New York City vs. Miami: who wins this one?

Ask yourself this.

Pretend you own a crypto business. Do you want it to be in New York with its burdensome regulations, high taxes, and crazy homeless people, or Miami with its comparatively low regulations and taxes, and fewer crazy homeless people?

Most people would choose the latter—and many people and crypto companies already have.

High Taxes: The Cost of Living and Doing Business in New York

New York’s tax code is ass-backward and unpredictable.

New York taxes S corporations, which doesn’t make sense considering such corporations are formed to avoid taxes. S corporations do not pay taxes in most states. Instead, the owner is taxed on personal income derived from the business.

But in New York, you pay a franchise and personal income tax, and personal income taxes there range from 4 to 10 percent.

New York C corporations can pay taxes based on net income, business capital, and gross income. But it doesn’t matter how you pay, because the taxes are high for every option.

Also, throw in the fact that New York changes the tax code every five minutes to close “loopholes” so they can find new ways to drain the rich dry. So if you’re a tax preparer, you constantly have to play catch-up with the constantly changing rules.

Florida doesn’t tax S corporations, and C corporations pay 5.5 percent on income. Also, Florida doesn’t have personal income taxes.

Onerous Regulations: Another New York State of Mind

New York has some of the worst crypto regulations in the country, if not the world. The Observer had a great piece on this a few days ago.

To legally operate in New York, crypto businesses need to obtain a BitLicense. Businesses need to provide fingerprints of every employee with access to customer funds and have third parties background-check fund principals to get the license.

Worse yet, businesses are given just 45 days to obtain the license. That may sound like a lot, but with all the other bureaucracy businesses have to endure, it’s not that simple.
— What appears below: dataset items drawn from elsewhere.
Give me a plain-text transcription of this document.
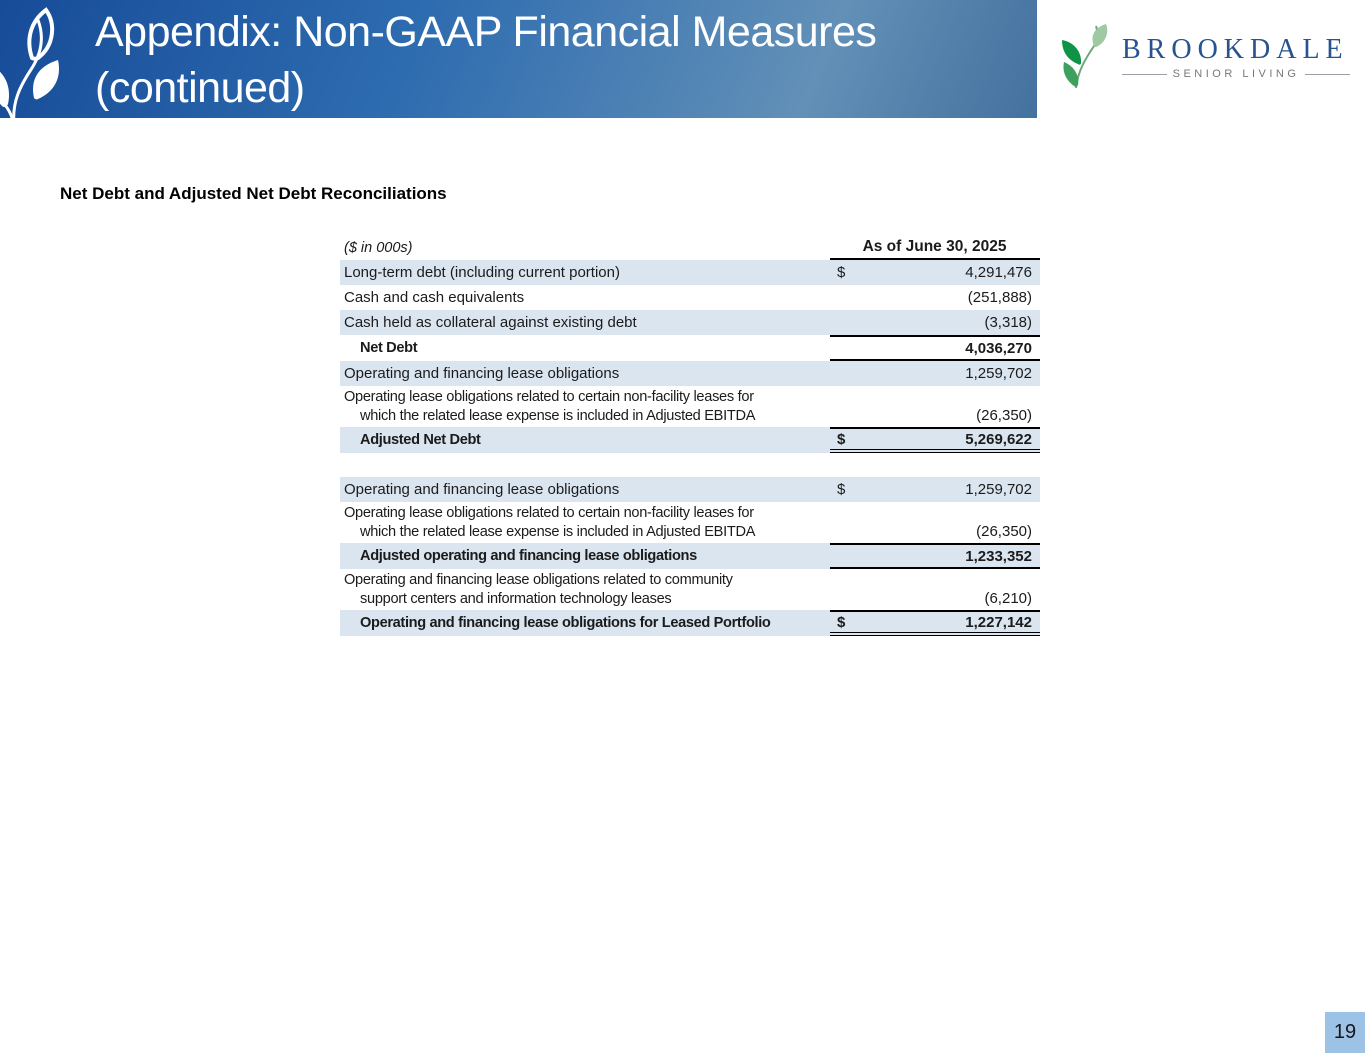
Appendix: Non-GAAP Financial Measures
(continued)
BROOKDALE
SENIOR LIVING
Net Debt and Adjusted Net Debt Reconciliations
($ in 000s)	As of June 30, 2025
Long-term debt (including current portion)	$	4,291,476
Cash and cash equivalents	(251,888)
Cash held as collateral against existing debt	(3,318)
Net Debt	4,036,270
Operating and financing lease obligations	1,259,702
Operating lease obligations related to certain non-facility leases for
which the related lease expense is included in Adjusted EBITDA	(26,350)
Adjusted Net Debt	$	5,269,622
Operating and financing lease obligations	$	1,259,702
Operating lease obligations related to certain non-facility leases for
which the related lease expense is included in Adjusted EBITDA	(26,350)
Adjusted operating and financing lease obligations	1,233,352
Operating and financing lease obligations related to community
support centers and information technology leases	(6,210)
Operating and financing lease obligations for Leased Portfolio	$	1,227,142
19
Afterward, the business needs to hire compliance, anti-money laundering, and information officers. They also have to file financial statements every quarter with New York’s Department of Paperwork and maintain records of every transaction for seven years.

Who the hell wants to do all that?

Bitfinex and Kraken didn’t; they said, “Nice knowing you, we’re outta here.”

And they left in a New York minute.

General Dysfunction Abounds

The only reason to start a crypto business in New York City is to say you have a crypto business in New York City. But as New York City more and more resembles the third world, the city will lose its charm.

Miami will win out over New York if it hasn’t already done so judging by those metrics above.

But this isn’t something to gloat over; instead, it is a tragedy of epic proportions, and we should all weep for New York.

My wife and I love classic movies, and many we like, such as Miracle on 34th Street, 12 Angry Men, Yankee Doodle Dandy, and Pride of the Yankees are set in New York City. However, I can’t enjoy these classics knowing what the city is like now.

Those films are tombstones for a once-great city.

Businesses of all sorts will continue fleeing New York for Florida and other states, and New York will get poorer and poorer. People won’t tolerate high taxes and punitive regulations or being pushed in front of subways by homeless lunatics.

Choose sunshine, beaches, and a crypto-friendly environment. Miami is winning this race.